I would like to argue against your previous article, where you said: "Common anti-immigrant populists shamelessly circulate non-verified stories about rapes and other crimes of the refugees in order to give credibility to their “insight” that refugees pose a threat to our way of life. All too often, PC liberals proceed in a similar way: they pass in silence over actual differences in the “ways of life” between refugees and Europeans since mentioning them may be seen to promote Eurocentrism. Recall the Rotherham sex abuse scandal, where the race of the perpetrators was downplayed in case anything in the case could be interpreted as racist."

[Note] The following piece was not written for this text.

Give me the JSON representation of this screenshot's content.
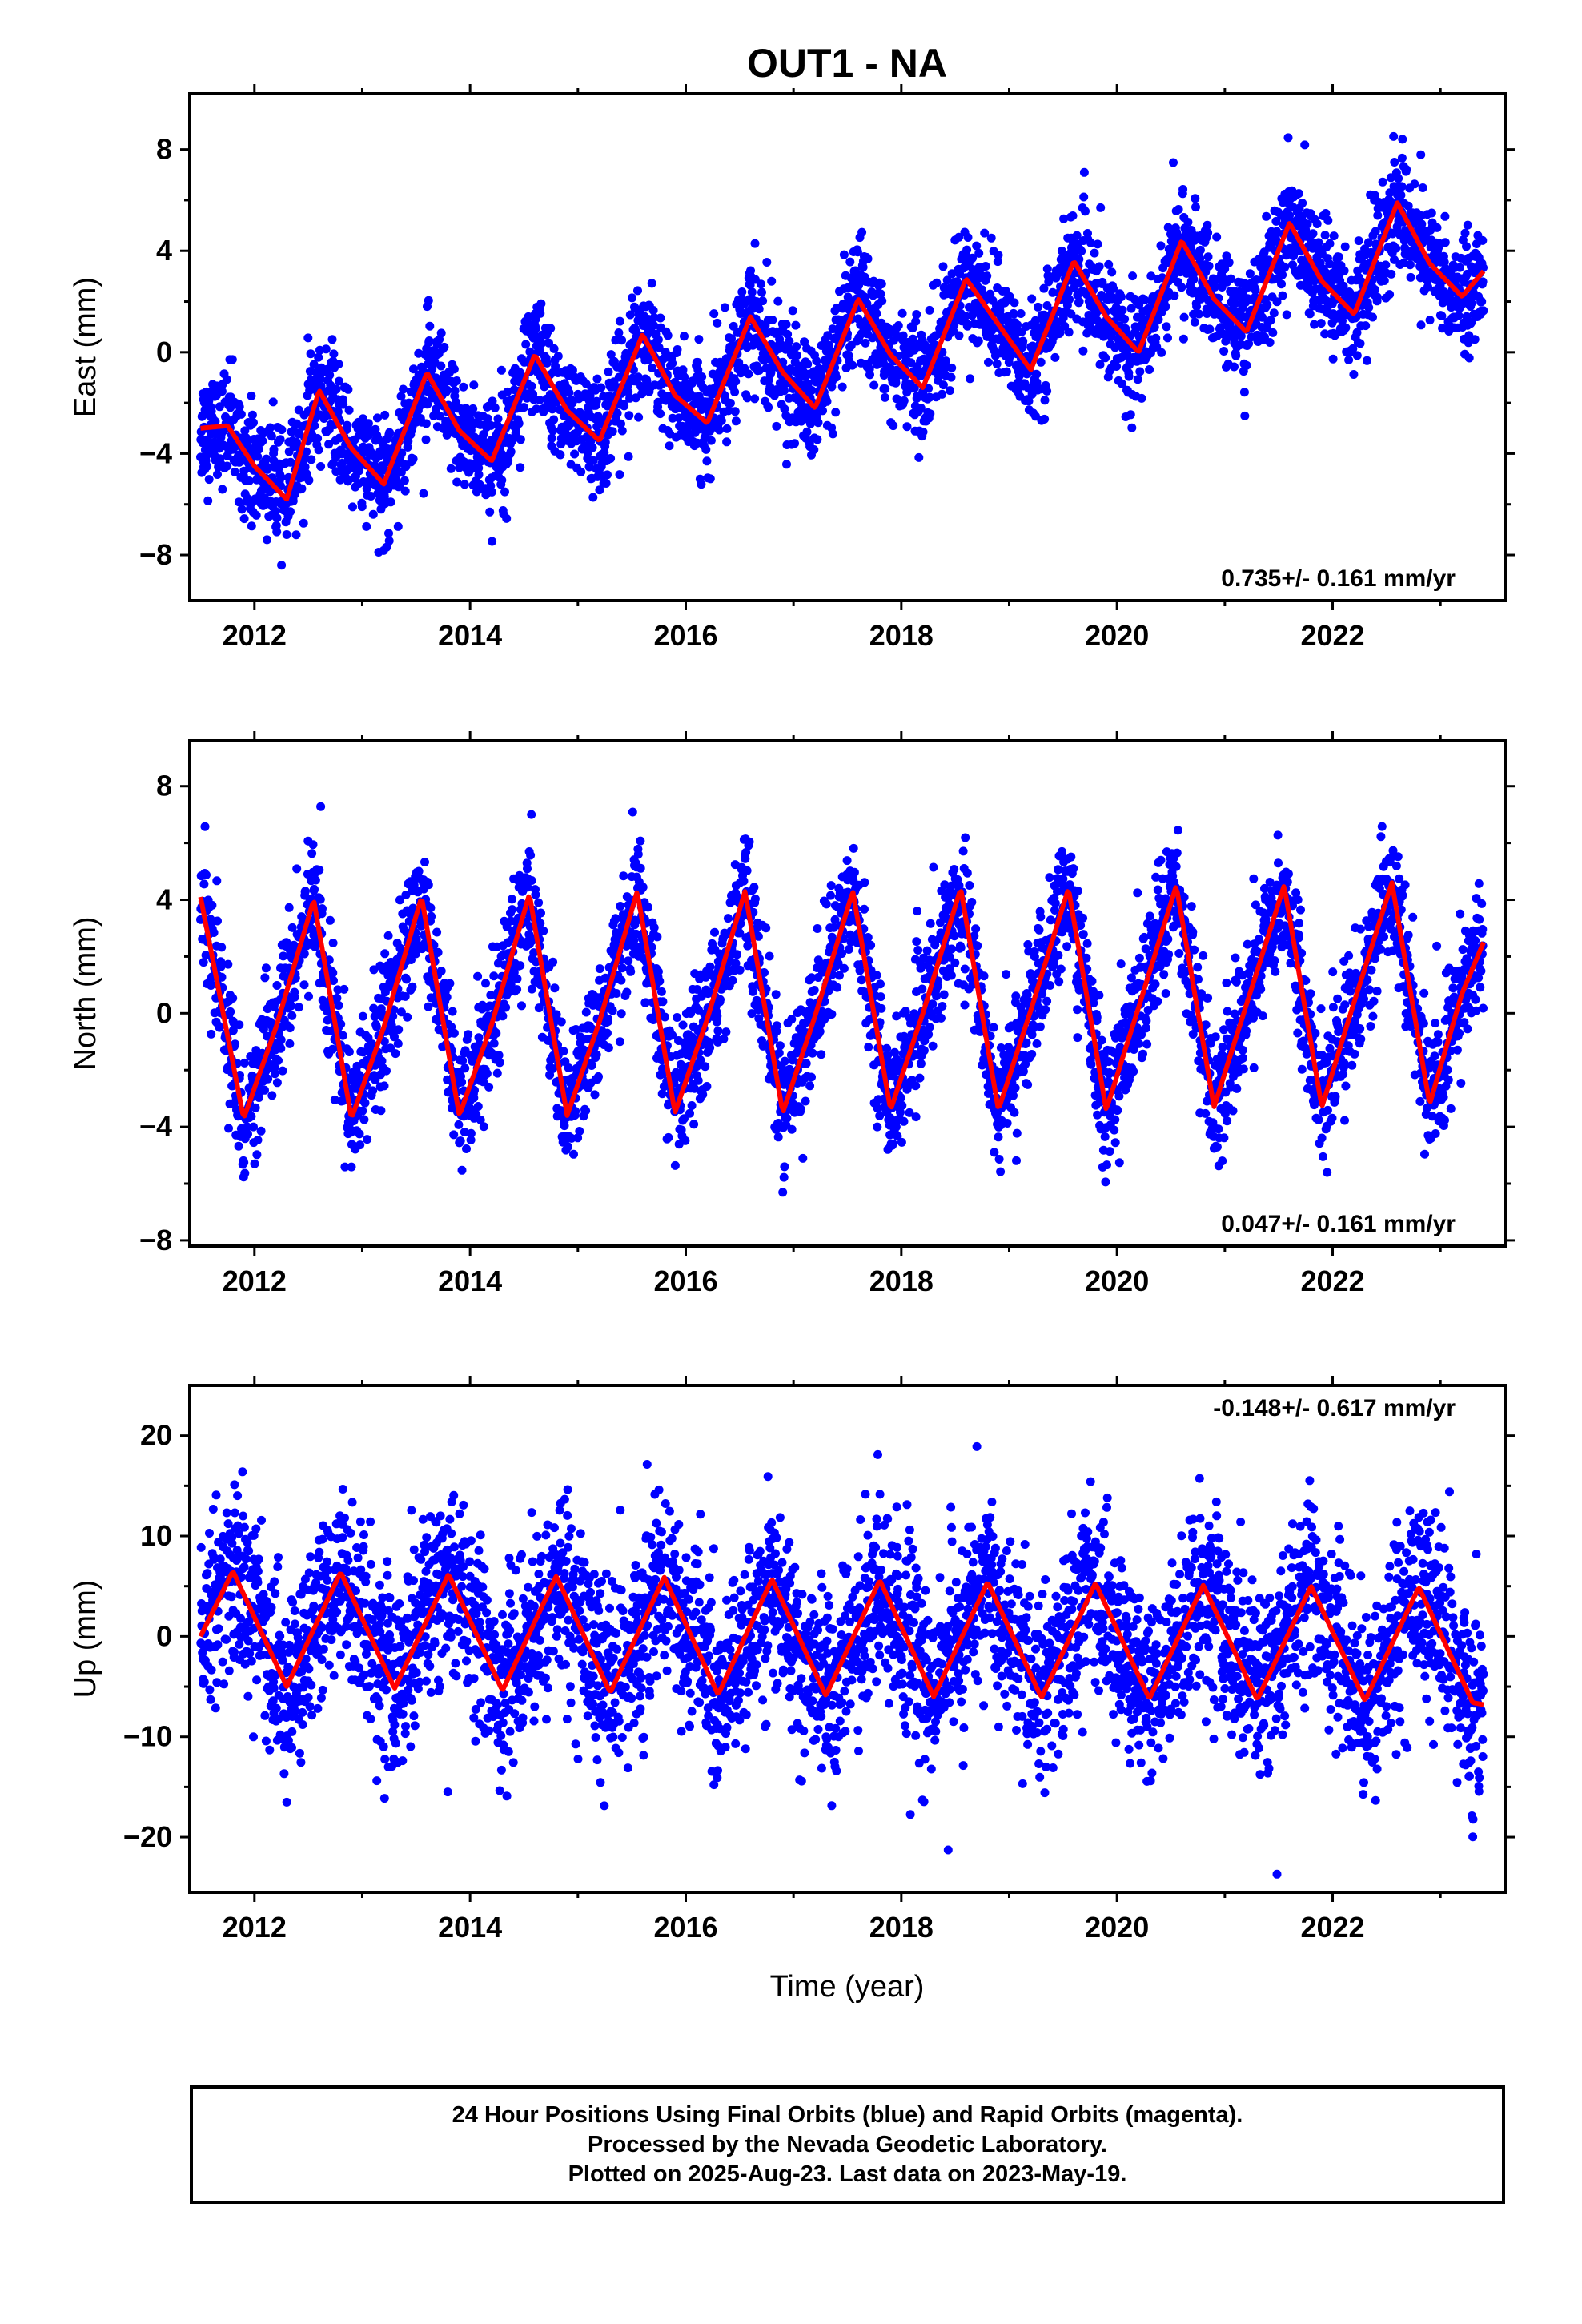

Isn't their faith itself to be an argument that they are a threat to our way of life considering the current environment. For example, does Islam not have teachings that are contradictory to our way of life. Previously, they would be required to follow the "laws of the land", but the current environment (from PC Liberals, they are encouraged to not change in any way) there is no requirement (or argument) to come face to face to shortcomings in their religion hence the Rotherdam Scandal.

Also, you misunderstood the scandal entirely; it wasn't that we didn't use Racial Profiling to apprehend Criminals that there was a scandal (although, personally, I think Racial Profiling should be used), it was that people, because of their socio-economic backgrounds, were overlooked, and the victims named and shamed by their own MP; all in the name of Equality.

That's not equality of individuals, it may be equality of groups, but that's ignoring the fact that different groups are, well, different.